The group has a website and a Facebook page. Both show images depicting the ballpark, which has been leased to the Knights, the Triple-A farm club of the Chicago White Sox, for a $1 a year, as a multi-use facility with both stock car and go-cart racing and a fair with a midway and rides. It envisions re-painting the stadium’s iconic water tank, which now looks like a giant baseball, with Castle Speedway’s edgy racing-themed logo.

Flay, who traded voicemails and emails with the Times, but could not be reached for an interview, said in one phone message that he “can’t say much right now because we’re in negotiations,” but didn’t provide any details.

“I don’t know who they would be in negotiations with, but if they’re negotiating with anybody, it’s not the county,” said York County Councilman Michael Johnson, whose district includes Knights Stadium off Gold Hill Road near I-77.

Without knowing details of the proposal – including whether the group wants to buy the 32-acre property or lease it from the county – Johnson said it’s difficult to say whether or not he would support it.
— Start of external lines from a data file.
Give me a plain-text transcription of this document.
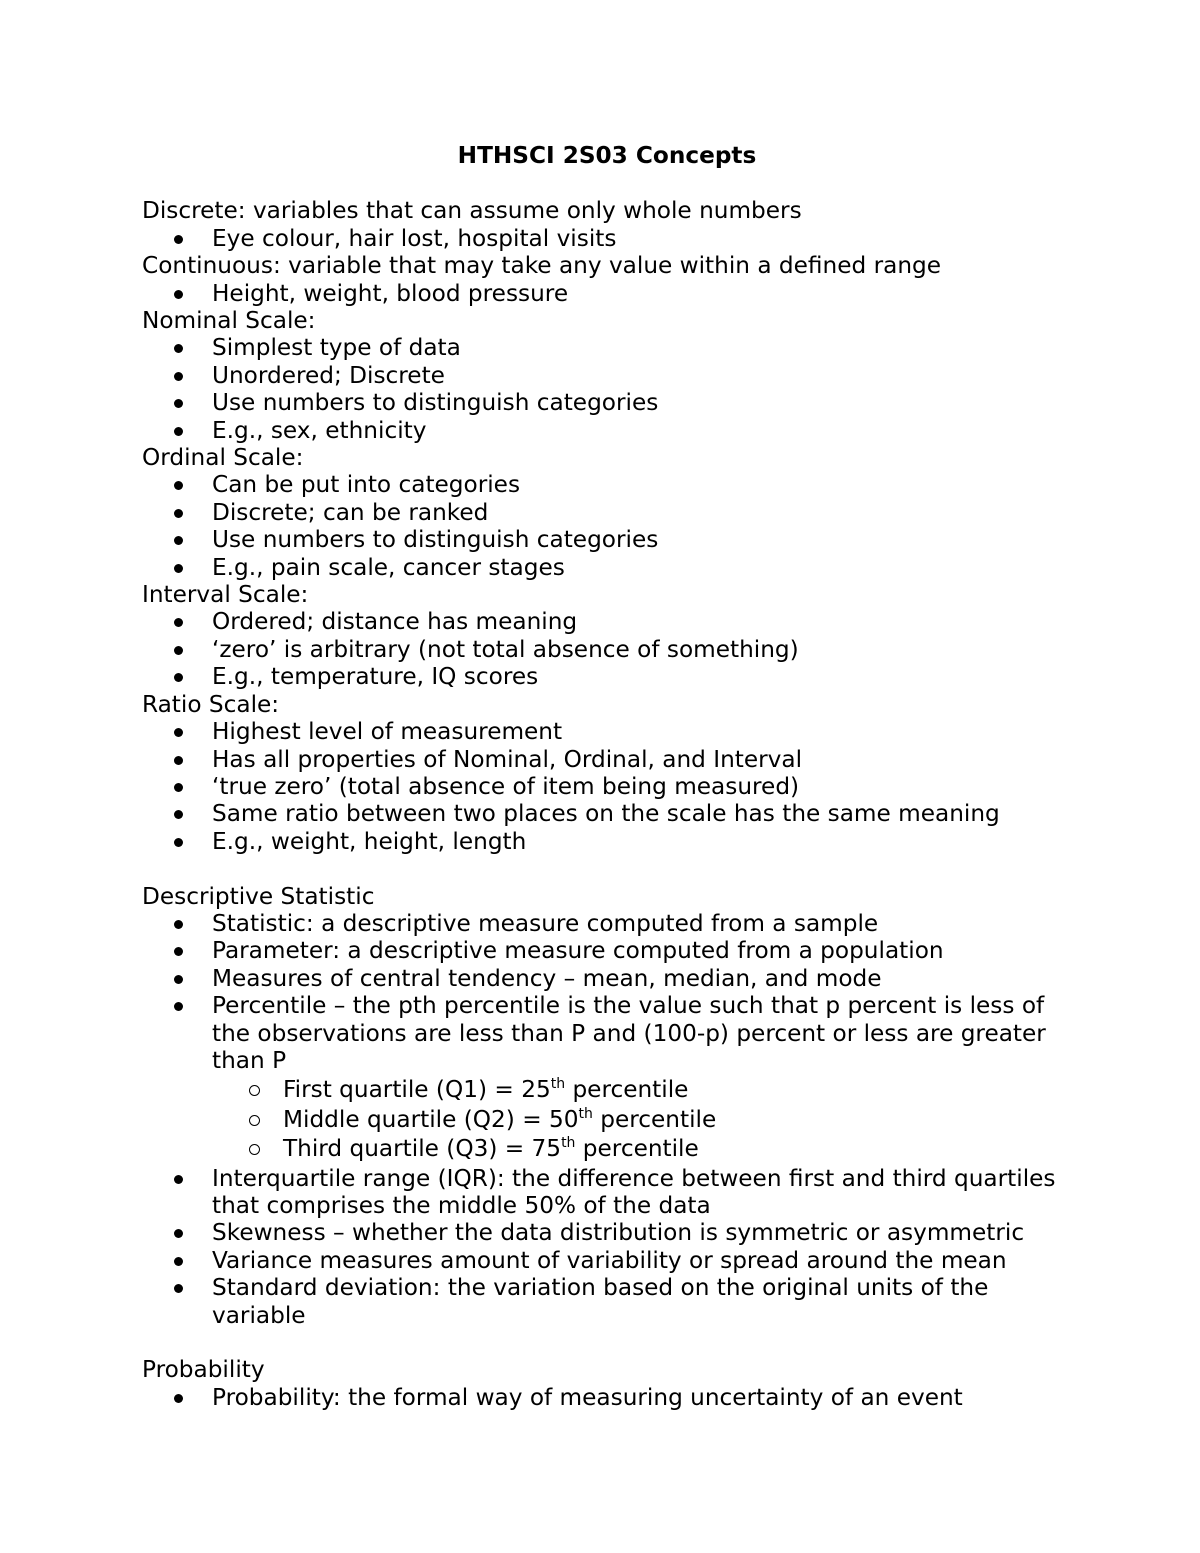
HTHSCI 2S03 Concepts
Discrete: variables that can assume only whole numbers
Eye colour, hair lost, hospital visits
Continuous: variable that may take any value within a defined range
Height, weight, blood pressure
Nominal Scale:
Simplest type of data
Unordered; Discrete
Use numbers to distinguish categories
E.g., sex, ethnicity
Ordinal Scale:
Can be put into categories
Discrete; can be ranked
Use numbers to distinguish categories
E.g., pain scale, cancer stages
Interval Scale:
Ordered; distance has meaning
‘zero’ is arbitrary (not total absence of something)
E.g., temperature, IQ scores
Ratio Scale:
Highest level of measurement
Has all properties of Nominal, Ordinal, and Interval
‘true zero’ (total absence of item being measured)
Same ratio between two places on the scale has the same meaning
E.g., weight, height, length
Descriptive Statistic
Statistic: a descriptive measure computed from a sample
Parameter: a descriptive measure computed from a population
Measures of central tendency – mean, median, and mode
Percentile – the pth percentile is the value such that p percent is less of the observations are less than P and (100-p) percent or less are greater than P
First quartile (Q1) = 25th percentile
Middle quartile (Q2) = 50th percentile
Third quartile (Q3) = 75th percentile
Interquartile range (IQR): the difference between first and third quartiles that comprises the middle 50% of the data
Skewness – whether the data distribution is symmetric or asymmetric
Variance measures amount of variability or spread around the mean
Standard deviation: the variation based on the original units of the variable
Probability
Probability: the formal way of measuring uncertainty of an event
Johnson did, however, encourage Castle Speedway representatives to attend meetings hosted by a citizens committee appointed by the county council to consider and recommend a stadium plan. The committee started meeting late last year.

“They didn’t come to the forum,” Johnson said.
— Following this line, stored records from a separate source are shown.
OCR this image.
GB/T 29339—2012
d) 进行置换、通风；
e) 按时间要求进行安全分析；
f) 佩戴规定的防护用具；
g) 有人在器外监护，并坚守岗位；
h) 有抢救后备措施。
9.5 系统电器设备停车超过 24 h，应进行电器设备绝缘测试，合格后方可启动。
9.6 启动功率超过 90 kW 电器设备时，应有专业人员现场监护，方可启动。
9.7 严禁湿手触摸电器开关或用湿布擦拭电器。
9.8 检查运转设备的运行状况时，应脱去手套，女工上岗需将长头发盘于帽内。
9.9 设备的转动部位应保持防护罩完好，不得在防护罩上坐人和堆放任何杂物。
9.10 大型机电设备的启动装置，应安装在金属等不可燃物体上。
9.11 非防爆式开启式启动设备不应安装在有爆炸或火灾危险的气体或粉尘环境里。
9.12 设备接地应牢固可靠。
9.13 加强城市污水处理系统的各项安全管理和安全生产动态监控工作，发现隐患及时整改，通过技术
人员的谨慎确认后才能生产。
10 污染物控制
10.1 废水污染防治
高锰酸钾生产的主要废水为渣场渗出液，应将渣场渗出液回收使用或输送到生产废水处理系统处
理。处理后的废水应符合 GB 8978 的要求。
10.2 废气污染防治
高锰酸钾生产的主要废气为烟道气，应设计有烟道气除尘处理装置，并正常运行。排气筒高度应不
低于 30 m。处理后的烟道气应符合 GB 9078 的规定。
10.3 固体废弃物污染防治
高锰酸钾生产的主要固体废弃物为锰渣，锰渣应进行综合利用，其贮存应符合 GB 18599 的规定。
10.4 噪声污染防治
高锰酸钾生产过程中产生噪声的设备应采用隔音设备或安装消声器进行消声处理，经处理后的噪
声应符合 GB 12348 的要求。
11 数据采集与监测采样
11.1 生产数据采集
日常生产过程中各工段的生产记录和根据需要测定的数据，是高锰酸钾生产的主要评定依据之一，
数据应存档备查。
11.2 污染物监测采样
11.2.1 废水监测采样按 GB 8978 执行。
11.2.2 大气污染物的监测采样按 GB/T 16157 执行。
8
“The pitch would be to the committee set up to hear uses for Knights stadium. We’ve received a number of different ideas of things to do with the stadium, but certainly anybody who’s interested can come to the table and discuss their ideas. Ultimately the county council makes the decision, but we set up this committee to make the recommendation.”

There is one thing Johnson is certain of, though.

“We want to get the county of the business of leasing land,” he said.

So far, the committee has heard suggestions that include using the site for an equestrian center, creating a multi-field sports complex similar to Rock Hill’s Manchester Meadows and selling it for industrial development. Fashion retailer Cato already submitted a $5.7 million bid in federal bankruptcy court to buy 260 acres adjacent to the county’s land and indicated it may build a distribution center on the site. The company could also be interested in buying the Knights property.

Other development near the stadium includes a new fireworks retailer and an office complex the Fort Mill School District moved into last year.

“It sounds interesting, but all of a sudden we have a whole lot of interest in the stadium and that’s what I’m excited about,” said York County Councilman Chad Williams, who represents part of Fort Mill.

Both Williams and Johnson said the county would prefer to sell the land as a whole to a single buyer rather than divest one chunk at a time.

“We’re in negotiations with several interested parties who want the whole thing,” Williams said. “It will be interesting to see how things shake out.”

Neither councilman was ready to reject the idea of seeing someone turn the ballpark into a racetrack.

“Maybe they have something we’re interested in,” Johnson said.